Ideally, we must avoid using NTLM. But if we can’t, we must ensure that no one besides the cntlm daemon user can read the hash. Also, while NTLMv2 is far from being secure, version 1 is even worse. It’s almost as bad as plaintext passwords. That’s why Microsoft currently recommends Kerberos authentication as a single sign-on alternative to NTLM. As for the client, we just configure our system or application to use cntlm as its proxy.

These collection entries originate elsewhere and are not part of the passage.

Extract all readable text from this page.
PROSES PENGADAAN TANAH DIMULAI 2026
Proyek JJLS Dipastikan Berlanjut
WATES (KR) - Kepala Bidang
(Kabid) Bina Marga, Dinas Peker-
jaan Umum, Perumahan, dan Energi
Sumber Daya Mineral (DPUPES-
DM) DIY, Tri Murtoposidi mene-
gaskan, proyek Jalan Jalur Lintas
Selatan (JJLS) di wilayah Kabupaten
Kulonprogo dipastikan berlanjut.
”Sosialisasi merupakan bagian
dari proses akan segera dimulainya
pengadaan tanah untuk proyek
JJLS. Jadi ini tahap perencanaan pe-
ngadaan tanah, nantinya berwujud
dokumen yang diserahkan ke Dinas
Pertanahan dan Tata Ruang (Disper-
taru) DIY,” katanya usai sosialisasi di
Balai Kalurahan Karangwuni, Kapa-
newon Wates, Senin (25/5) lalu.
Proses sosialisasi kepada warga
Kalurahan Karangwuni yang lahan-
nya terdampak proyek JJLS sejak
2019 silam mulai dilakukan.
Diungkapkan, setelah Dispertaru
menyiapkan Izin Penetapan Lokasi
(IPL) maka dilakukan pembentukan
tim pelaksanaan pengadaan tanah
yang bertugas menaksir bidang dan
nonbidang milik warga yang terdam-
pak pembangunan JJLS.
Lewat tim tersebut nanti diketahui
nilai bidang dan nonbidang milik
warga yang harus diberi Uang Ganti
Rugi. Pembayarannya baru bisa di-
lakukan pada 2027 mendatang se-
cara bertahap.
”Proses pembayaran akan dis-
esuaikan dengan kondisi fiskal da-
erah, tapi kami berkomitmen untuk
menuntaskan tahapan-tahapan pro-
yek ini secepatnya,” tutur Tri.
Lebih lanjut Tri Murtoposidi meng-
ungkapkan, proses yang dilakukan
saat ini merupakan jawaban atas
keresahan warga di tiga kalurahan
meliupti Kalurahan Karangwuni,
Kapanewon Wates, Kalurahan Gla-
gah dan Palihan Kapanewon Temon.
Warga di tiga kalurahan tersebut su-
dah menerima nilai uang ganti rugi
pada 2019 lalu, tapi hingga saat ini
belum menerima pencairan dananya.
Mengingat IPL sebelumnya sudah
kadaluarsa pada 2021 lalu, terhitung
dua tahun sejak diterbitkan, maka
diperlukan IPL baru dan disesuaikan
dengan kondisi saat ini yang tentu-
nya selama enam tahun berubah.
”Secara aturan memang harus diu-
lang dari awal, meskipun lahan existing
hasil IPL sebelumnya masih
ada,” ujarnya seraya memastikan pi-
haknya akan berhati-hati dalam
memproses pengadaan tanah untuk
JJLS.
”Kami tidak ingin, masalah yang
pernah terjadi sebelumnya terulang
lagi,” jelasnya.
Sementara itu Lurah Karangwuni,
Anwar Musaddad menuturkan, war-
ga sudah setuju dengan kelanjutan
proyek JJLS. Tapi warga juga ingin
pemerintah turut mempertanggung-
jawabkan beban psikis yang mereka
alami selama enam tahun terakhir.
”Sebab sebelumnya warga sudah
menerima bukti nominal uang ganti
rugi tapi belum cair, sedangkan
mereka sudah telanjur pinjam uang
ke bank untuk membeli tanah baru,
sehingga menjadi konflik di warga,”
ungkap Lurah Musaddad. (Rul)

It responds by default, as an HTTP proxy on port 3128. It can act as a Socks proxy server as well.

7. Conclusion

In this article, we saw that while configuring a proxy server should be very simple, it can have many different scenarios. However, as proxy servers are invaluable tools for enterprise network security, many organizations rely on them to reduce their risks. In organizations where the platform of choice is not Linux, configuring a Linux desktop, and even a server, can be tough. For this reason, understanding how proxies work and the most diverse configuration options they provide is very important. Then, system administrators and users can properly run and update Linux behind proxy servers.